Sur la demande de dommages et intérêts :
La salariée demande l’allocation de la somme de 5 000 euros à titre de dommages intérêts en raison de la carence de l’employeur dans le paiement des heures supplémentaires.
Selon l’article 1231-6 du code civil, dans les obligations qui se bornent au paiement d’une certaine somme, les dommages et intérêts résultant du retard dans l’exécution ne consistent jamais que dans une condamnation aux intérêts au taux légal, le créancier auquel le débiteur a causé, par sa mauvaise foi, un préjudice indépendant de ce retard pouvant obtenir des dommages-intérêts distincts des intérêts moratoires de la créance à charge de justifier de ce préjudice.
En dehors du retard du paiement des heures supplémentaires, la salariée n’allègue, ni ne caractérise aucun préjudice.
Mme [I] sera déboutée de sa demande par voie de confirmation de jugement sur ce point.
Sur le travail dissimulé :
Selon l’article L. 8221-5 du code du travail dans sa rédaction applicable au litige, est réputé travail dissimulé par dissimulation d’emploi salarié le fait pour tout employeur :
1°/ soit de se soustraire intentionnellement à l’accomplissement de la formalité prévue à l’article L.1221-10, relatif à la déclaration préalable à l’embauche ;
2°/ soit de se soustraire intentionnellement à l’accomplissement de la formalité prévue à l’article L. 3243-2 relatif à la délivrance d’un bulletin de paie, ou de mentionner sur ce dernier un nombre d’heures de travail inférieur à celui réellement accompli, si cette mention ne résulte pas d’une convention ou d’un accord collectif d’aménagement du temps de travail conclu en application du titre II du livre Ier de la troisième partie ;
3°/ soit de se soustraire intentionnellement aux déclarations relatives aux salaires ou aux cotisations sociales assises sur ceux-ci auprès des organismes de recouvrement des contributions et cotisations sociales ou de l’administration fiscale en vertu des dispositions légales.
L’article L.8223-1 du même code précise qu’en cas de rupture de la relation de travail, le salarié auquel un employeur a eu recours en commettant les faits prévus à l’article L.8221-5 a droit à une indemnité forfaitaire égale à six mois de salaire.

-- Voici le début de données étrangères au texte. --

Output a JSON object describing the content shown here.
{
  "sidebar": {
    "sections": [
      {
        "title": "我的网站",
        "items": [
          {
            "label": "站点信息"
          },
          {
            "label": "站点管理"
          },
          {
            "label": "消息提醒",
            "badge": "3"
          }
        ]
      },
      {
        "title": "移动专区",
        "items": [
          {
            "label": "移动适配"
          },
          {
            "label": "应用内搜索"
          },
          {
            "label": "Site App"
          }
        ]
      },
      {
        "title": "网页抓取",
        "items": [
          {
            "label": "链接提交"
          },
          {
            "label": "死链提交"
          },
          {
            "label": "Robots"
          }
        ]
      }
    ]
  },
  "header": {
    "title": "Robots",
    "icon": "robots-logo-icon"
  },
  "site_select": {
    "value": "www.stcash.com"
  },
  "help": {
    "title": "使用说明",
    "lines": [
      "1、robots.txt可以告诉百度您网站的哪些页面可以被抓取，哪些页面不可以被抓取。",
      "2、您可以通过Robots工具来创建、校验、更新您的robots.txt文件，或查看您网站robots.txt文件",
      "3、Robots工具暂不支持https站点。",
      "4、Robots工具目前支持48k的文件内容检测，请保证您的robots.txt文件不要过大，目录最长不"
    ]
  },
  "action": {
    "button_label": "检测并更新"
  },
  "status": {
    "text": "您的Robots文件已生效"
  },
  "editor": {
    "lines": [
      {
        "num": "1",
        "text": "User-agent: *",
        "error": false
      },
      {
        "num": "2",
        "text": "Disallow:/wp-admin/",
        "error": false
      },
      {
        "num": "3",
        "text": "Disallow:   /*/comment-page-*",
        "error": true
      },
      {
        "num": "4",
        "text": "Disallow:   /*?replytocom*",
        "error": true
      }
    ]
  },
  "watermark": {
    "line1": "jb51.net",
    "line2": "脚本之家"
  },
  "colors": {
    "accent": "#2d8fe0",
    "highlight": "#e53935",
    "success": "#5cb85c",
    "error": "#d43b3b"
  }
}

Pour les motifs précités, il est acquis que la salariée a accompli des heures supplémentaires non rémunérées. Cependant, le volume de ces heures supplémentaires demeure limité.
Dans ces conditions, le caractère intentionnel de la dissimulation d’emploi n’apparaît pas caractérisée et le jugement déféré doit être confirmé en ce qu’il a débouté Mme [I] de sa demande indemnitaire.
Sur le licenciement :
La lettre de licenciement, qui fixe les limites du litige, est ainsi libellée :
« (') Cette lettre de licenciement intervient à la suite de l’entretien préalable de licenciement qui s’est déroulé à mon domicile le mercredi 19 octobre 2016 à 11 heures en ma présence et en présence de ma famille [J] [P], qui s’occupe de moi depuis le décès de ma femme.
Je vous licencie pour faute lourde pour les motifs suivant :
1. Escroquerie d’un montant de 25.269, 20 euros ; ce qui correspond aux sommes d’argent que vous m’avez volées régulièrement, pour lesquelles vous avez reconnu les faits et qui restent à me rembourser.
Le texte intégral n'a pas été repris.